Im Polizeipräsidium Hagen ist in der Direktion Zentrale Aufgaben die oben genannte Stelle zum 01.03.2026 zu besetzen:
Juristische Sachbearbeitung (m/w/d) in der Direktion Zentrale Aufgaben
Hagen ist derzeit Ausbildungsbehörde für Kommissaranwärterinnen und Kommissaranwärter, Regierungsinspektoranwärterinnen und Regierungsinspektoranwärter, Regierungsinspektoranwärterinnen und Regierungsinspektoranwärter IT und Kfz-Mechatronikerinnen und Kfz-Mechatroniker.
rechtliche Beratung der Behördenleitung sowie der Verwaltungsmitarbeiterinnen und Verwaltungsmitarbeiter der Direktion Zentrale Aufgaben im Hinblick auf komplexe juristische Fragestellungen
Bearbeitung komplexer Verwaltungsvorgänge aus allen Bereichen der Direktion Zentrale Aufgaben, insbesondere aus dem öffentlichen Dienstrecht (z. B. strittige Fälle bei der Beurteilung und Beförderung von Beamtinnen oder Beamten etc.), Spezialfälle im Schadens-, Waffen-, und Versammlungsrecht, Begleitung gerichtlicher oder außergerichtlicher arbeitsrechtlicher Verfahren wie bspw. Abmahnungen oder Kündigungen, tarifliche Spezialfälle im Bereich Zulagen oder Eingruppierungen
gerichtliche und außergerichtliche Vertretung des Polizeipräsidiums Hagen
Mindestens erfolgreich abgeschlossenes rechtswissenschaftliches Studium (1. Staatsexamen)
Englischkenntnisse in Wort und Schrift
Fahrerlaubnis der Klasse B
Ein Arbeitsverhältnis nach dem Tarifvertrag für den öffentlichen Dienst der Länder (TV-L).
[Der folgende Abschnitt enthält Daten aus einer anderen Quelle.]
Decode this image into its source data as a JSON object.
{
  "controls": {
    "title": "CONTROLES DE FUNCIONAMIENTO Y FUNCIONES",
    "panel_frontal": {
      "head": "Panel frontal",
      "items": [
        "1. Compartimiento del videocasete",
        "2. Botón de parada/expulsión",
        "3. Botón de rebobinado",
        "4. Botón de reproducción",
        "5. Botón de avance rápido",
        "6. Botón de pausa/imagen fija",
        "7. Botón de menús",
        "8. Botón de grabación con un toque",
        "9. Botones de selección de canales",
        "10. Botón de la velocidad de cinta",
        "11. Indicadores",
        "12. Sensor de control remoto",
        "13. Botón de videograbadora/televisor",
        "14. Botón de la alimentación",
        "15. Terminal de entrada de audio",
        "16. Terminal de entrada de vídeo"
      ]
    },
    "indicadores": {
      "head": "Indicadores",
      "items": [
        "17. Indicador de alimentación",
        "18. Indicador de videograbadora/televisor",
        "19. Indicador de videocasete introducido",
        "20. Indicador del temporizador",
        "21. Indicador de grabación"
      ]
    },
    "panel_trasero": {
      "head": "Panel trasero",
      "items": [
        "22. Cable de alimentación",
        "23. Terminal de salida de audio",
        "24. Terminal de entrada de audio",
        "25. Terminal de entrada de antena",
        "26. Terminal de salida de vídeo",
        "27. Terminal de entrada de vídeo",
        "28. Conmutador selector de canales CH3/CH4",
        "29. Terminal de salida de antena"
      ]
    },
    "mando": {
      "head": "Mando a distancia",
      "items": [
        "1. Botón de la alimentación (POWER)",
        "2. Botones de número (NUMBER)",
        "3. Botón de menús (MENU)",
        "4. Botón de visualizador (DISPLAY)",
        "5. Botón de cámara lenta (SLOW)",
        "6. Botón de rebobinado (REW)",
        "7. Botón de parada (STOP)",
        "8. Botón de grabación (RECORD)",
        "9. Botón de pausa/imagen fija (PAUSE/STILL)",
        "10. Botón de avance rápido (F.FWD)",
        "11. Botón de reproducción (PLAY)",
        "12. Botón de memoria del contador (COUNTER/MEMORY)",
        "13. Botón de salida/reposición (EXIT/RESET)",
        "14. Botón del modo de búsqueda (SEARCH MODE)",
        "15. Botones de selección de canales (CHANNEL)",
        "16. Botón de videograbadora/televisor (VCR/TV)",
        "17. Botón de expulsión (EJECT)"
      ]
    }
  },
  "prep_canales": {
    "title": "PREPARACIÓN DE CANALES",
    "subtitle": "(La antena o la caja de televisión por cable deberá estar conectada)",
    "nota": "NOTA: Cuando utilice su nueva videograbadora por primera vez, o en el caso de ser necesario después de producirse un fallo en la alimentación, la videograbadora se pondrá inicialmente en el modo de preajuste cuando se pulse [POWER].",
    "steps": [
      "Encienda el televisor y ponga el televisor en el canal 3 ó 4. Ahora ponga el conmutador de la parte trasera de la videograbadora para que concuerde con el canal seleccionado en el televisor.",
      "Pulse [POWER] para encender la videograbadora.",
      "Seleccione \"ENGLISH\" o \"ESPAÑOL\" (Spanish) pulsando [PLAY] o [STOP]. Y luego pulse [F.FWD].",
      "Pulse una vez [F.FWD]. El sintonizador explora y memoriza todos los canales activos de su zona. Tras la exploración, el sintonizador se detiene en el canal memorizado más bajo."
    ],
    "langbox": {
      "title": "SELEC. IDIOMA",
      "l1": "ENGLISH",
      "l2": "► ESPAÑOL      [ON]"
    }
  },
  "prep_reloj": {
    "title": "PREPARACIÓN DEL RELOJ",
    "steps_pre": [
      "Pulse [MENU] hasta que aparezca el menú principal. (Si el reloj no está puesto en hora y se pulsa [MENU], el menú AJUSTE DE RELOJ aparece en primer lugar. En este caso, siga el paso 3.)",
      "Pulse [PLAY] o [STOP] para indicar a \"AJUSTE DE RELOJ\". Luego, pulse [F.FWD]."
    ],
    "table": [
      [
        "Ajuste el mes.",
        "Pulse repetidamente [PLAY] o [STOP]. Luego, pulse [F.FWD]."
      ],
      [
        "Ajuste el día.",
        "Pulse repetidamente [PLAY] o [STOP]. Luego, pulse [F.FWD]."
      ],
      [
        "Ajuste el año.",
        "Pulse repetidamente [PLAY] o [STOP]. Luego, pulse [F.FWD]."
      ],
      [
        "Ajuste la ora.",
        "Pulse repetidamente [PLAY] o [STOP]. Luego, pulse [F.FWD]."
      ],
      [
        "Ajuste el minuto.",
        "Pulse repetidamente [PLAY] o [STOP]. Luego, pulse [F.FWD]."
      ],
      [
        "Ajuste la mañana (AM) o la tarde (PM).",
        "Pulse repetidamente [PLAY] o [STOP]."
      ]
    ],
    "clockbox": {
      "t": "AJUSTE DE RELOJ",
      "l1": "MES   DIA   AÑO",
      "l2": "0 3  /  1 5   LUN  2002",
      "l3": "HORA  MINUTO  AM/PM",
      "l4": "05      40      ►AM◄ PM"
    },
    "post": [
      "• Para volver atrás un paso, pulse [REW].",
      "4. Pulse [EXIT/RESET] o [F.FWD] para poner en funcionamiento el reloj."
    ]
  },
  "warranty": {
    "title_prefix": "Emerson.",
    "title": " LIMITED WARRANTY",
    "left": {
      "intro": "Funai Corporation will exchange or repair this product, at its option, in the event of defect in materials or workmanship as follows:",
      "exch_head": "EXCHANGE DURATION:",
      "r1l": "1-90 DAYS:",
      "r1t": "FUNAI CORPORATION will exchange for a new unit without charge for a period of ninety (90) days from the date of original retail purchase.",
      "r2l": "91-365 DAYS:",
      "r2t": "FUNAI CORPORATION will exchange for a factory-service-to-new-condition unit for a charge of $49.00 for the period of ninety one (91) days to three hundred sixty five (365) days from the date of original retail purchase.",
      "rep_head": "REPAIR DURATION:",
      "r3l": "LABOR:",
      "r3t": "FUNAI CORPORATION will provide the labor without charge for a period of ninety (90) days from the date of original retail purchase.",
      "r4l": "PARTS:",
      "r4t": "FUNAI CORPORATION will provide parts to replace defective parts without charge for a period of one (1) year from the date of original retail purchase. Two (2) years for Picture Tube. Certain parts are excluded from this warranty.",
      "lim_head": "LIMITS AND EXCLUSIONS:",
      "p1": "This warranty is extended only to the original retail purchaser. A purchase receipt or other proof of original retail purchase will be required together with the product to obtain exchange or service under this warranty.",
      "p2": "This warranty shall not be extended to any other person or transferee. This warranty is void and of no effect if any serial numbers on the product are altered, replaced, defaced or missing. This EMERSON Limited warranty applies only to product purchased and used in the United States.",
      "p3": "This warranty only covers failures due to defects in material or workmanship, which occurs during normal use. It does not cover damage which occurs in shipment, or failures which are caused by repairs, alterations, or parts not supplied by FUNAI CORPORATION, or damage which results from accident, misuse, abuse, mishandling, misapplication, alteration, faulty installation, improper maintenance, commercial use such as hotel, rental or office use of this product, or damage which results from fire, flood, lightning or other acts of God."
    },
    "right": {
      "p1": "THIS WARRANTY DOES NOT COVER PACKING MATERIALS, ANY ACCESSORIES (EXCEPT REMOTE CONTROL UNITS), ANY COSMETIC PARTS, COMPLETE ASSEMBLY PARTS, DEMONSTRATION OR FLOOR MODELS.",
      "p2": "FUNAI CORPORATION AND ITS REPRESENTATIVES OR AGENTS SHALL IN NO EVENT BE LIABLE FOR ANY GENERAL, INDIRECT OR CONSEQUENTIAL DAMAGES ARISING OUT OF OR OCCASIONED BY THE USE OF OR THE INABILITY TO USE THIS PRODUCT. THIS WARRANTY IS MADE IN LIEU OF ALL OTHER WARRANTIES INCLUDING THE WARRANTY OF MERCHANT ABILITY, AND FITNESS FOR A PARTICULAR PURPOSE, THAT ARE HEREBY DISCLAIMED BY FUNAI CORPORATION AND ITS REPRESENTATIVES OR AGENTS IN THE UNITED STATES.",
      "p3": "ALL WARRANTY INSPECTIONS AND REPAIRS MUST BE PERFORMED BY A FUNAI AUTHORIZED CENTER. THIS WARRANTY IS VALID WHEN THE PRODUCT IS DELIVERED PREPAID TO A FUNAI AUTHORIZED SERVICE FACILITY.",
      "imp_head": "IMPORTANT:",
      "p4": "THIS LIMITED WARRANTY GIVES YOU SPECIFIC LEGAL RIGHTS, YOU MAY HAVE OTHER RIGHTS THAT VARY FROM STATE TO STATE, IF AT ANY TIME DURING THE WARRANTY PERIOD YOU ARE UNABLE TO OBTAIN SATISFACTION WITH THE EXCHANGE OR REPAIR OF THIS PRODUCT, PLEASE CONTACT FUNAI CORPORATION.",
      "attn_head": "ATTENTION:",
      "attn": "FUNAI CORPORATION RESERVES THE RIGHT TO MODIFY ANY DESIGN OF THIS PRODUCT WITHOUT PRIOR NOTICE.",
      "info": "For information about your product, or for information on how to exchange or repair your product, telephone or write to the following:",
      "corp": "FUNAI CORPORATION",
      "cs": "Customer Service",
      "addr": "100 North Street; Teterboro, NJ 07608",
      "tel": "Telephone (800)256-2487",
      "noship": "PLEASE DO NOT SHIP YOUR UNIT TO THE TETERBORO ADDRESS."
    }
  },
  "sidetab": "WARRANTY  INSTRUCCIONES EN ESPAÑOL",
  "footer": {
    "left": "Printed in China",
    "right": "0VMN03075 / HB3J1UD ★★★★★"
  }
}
Die Vergütung erfolgt nach Entgeltgruppe 12 der Entgeltordnung (EGO) zum TV-L. Die Stellenbesetzung erfolgt unbefristet in Vollzeit (39,83 Wochenstunden).
flexible Arbeitszeiten
Jahressonderzahlung
unbefristeter und gesicherter Arbeitsplatz
Wir begrüßen Bewerbungen von Personen unabhängig von deren Geschlecht, ethnischer, kultureller oder sozialer Herkunft, Alter, Religion, Weltanschauung, Behinderung oder sexueller Identität.
Die Wahrnehmung der Tätigkeit in Teilzeitbeschäftigung ist grundsätzlich möglich.
Bewerbungen von Frauen sind ausdrücklich erwünscht. Bei gleicher Eignung, Befähigung und fachlicher Leistung werden Frauen bevorzugt berücksichtigt, sofern nicht in der Person eines Mitbewerbers liegende Gründe überwiegen (Landesgleichstellungsgesetz).
Wir freuen uns besonders über Bewerbungen von Menschen mit einer Schwerbehinderung, ihnen Gleichgestellten im Sinne des § 2 Abs. 3 SGB IX sowie Menschen mit einer Einwanderungsgeschichte.